Echoing other media advocates, Dr. Ferrier highlights the need for news organizations to take social media policies seriously and “really monitor their own talent.” It’s all about preempting the next digital storm.

“It’s not a matter of if it happens, but when it happens,” she says.

Fair scrutiny?

In a public memo to staff, Times publisher A.G. Sulzberger thanked “the journalists at The Times and elsewhere who brave this type of pressure daily to bring essential information to the public.” He also underscored that the Times isn’t above scrutiny.

“If anyone – even those acting in bad faith – brings legitimate problems to our attention, we’ll look into them and respond appropriately,” Mr.
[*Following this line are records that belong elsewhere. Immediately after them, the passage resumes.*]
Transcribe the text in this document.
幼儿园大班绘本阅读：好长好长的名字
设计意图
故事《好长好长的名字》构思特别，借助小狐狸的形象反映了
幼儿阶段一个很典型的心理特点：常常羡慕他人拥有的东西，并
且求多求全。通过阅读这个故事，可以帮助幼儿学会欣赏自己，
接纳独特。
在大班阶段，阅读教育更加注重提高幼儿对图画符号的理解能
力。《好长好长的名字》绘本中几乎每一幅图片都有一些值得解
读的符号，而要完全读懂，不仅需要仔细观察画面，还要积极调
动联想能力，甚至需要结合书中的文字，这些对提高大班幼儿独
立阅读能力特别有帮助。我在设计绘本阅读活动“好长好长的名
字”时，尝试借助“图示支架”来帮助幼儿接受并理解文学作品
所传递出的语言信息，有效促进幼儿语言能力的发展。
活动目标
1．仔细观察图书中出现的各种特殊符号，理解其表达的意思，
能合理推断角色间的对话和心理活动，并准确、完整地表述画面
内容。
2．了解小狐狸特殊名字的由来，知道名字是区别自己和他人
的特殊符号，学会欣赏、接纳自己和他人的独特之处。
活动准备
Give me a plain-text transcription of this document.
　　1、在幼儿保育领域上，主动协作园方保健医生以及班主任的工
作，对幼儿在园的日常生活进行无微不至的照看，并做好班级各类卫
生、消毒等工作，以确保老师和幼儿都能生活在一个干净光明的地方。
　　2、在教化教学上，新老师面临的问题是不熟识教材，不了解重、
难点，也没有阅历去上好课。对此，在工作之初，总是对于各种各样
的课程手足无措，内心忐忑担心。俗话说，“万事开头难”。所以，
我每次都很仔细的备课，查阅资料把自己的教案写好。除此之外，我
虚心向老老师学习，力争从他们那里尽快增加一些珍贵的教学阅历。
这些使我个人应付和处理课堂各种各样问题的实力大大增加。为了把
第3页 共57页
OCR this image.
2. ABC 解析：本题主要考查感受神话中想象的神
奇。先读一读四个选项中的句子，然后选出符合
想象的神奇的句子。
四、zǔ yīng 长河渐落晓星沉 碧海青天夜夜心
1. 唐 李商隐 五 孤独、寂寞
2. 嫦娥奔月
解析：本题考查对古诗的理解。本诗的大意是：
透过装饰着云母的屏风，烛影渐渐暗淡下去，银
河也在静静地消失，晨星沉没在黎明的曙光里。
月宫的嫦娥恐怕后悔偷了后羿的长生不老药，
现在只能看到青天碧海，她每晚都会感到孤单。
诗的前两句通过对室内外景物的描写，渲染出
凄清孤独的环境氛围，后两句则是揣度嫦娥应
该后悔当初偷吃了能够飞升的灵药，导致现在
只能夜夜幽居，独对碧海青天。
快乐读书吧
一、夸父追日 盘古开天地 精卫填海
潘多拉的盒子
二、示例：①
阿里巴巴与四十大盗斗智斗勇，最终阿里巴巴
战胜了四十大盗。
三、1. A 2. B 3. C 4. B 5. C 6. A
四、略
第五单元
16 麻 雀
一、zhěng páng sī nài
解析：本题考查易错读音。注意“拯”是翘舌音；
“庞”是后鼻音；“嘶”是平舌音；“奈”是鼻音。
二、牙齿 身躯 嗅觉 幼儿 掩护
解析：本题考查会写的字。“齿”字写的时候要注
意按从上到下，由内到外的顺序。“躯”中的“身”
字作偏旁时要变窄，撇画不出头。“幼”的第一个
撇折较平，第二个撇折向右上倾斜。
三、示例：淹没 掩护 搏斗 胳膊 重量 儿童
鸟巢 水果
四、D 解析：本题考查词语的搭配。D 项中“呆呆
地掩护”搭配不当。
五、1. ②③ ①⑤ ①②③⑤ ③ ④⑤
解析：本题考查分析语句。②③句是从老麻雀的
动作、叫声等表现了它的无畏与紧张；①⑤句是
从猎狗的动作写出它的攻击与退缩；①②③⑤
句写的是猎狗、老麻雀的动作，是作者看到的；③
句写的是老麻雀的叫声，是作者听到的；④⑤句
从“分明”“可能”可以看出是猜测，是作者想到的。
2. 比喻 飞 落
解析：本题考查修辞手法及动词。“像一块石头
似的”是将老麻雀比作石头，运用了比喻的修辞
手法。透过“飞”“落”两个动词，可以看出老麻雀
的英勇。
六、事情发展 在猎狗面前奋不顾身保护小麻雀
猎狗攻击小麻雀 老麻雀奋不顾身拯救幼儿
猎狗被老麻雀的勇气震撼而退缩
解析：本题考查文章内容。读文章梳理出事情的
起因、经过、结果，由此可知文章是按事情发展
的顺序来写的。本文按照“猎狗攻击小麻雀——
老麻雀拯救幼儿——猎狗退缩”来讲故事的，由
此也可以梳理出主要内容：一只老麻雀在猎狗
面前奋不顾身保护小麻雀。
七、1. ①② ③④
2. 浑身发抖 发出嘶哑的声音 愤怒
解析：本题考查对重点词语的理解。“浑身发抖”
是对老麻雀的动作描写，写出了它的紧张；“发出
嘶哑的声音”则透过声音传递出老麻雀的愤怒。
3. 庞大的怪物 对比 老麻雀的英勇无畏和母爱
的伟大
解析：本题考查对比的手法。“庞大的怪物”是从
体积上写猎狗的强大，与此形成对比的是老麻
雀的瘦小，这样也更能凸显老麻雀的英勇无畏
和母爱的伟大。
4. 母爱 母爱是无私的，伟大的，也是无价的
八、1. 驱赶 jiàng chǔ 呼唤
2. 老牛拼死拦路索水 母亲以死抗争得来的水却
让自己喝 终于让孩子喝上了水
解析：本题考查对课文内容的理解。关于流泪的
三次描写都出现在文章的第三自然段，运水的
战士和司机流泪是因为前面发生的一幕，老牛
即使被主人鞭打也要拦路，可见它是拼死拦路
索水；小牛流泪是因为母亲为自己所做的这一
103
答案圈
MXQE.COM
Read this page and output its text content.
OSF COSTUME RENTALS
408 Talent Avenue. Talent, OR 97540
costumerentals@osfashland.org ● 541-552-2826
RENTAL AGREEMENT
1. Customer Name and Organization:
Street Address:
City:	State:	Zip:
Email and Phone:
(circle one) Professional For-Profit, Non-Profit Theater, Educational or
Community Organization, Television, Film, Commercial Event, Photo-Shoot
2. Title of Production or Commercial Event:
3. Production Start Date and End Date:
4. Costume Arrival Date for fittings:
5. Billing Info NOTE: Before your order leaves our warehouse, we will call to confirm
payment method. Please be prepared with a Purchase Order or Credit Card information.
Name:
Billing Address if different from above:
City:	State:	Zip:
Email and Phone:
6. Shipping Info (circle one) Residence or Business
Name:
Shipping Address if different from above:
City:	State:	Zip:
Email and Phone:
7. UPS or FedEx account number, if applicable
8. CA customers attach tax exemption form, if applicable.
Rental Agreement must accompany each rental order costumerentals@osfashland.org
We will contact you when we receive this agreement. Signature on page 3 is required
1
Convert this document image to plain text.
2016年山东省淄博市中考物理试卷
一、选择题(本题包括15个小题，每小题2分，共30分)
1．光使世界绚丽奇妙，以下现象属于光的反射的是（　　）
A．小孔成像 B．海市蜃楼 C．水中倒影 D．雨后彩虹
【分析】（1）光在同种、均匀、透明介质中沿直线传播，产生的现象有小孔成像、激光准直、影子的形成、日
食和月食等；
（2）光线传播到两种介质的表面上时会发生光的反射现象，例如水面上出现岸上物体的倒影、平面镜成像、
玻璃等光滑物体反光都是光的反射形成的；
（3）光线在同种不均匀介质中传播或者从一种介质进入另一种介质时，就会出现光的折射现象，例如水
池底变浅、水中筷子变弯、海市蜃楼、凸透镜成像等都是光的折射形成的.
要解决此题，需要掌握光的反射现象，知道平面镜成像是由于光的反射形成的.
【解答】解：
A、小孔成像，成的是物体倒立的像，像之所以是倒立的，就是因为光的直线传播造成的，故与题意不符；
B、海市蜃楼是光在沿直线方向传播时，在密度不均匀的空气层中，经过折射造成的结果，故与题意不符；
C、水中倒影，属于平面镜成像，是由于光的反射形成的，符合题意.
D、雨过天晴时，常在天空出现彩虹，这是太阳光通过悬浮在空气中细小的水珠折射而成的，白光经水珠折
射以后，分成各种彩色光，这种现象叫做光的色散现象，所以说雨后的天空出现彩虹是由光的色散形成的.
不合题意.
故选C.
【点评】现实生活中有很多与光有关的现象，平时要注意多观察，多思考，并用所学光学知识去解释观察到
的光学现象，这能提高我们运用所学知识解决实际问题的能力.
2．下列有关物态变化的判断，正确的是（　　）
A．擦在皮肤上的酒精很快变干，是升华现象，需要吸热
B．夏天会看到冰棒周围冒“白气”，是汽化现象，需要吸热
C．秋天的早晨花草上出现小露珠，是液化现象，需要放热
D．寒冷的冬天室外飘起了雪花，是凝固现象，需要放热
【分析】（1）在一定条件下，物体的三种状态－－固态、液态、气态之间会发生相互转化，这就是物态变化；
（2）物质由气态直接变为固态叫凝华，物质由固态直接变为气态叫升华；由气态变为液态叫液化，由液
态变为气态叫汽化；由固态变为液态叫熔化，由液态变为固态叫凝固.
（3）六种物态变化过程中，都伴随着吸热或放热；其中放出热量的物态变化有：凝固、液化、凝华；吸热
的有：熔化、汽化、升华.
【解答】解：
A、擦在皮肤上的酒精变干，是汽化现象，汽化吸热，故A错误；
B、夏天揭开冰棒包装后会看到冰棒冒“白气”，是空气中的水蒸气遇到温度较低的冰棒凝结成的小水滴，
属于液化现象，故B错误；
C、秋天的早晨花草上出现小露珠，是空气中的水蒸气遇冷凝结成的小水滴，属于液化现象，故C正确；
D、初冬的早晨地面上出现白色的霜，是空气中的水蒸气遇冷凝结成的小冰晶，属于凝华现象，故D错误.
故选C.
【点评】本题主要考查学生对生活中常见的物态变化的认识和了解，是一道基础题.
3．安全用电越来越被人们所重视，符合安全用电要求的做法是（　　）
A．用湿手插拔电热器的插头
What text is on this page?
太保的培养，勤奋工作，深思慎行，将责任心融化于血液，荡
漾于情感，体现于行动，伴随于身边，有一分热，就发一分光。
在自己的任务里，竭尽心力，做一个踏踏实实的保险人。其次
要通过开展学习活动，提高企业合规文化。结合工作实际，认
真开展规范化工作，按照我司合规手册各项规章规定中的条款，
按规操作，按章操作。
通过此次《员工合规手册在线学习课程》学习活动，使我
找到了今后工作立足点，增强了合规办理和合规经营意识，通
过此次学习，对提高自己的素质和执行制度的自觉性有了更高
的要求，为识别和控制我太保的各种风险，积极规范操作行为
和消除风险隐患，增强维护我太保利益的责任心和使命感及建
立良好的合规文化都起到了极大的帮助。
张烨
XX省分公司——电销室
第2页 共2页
Sulzberger wrote.

Conservative media have called out the Times and other mainstream news organizations for hypocrisy on this issue.

Old social media posts have “been an invaluable resource for showing how histrionic, partisan, arrogant, uneducated, and ignorant far too many in our political media are. Their work product shows the results of these traits. And as we all can see, it’s not pretty,” tweeted Federalist senior editor Mollie Hemingway on Aug. 25.

Media writer Jack Shafer also tells the Times and its fellows to toughen up.

“Journalists don’t deserve a get-out-of-bigotry-jail free card just because they’re journalists,” Mr. Shafer writes in Politico Magazine. “If their past tweets, however ancient, undercut their current journalistic work or make them sound hypocritical, they can’t blame their diminished prestige on Trump’s allies.”

Mr. Shafer argues that deep scrutiny of the media – and embarrassing discoveries that ensue – help uphold professional standards that newsrooms say they esteem.

“Instead of damning its critics for going through its staffs’ social media history with tweezers, the Times and A.G. Sulzberger should send them a thank you card.”

Dr. Kalb has heard this argument countless times over his 60-year career.

“I totally agree – go ahead and examine us. But don’t examine the reporter as if the reporter is part of political warfare,” he says. “If we lose the power of the press, we’re going to lose it all.”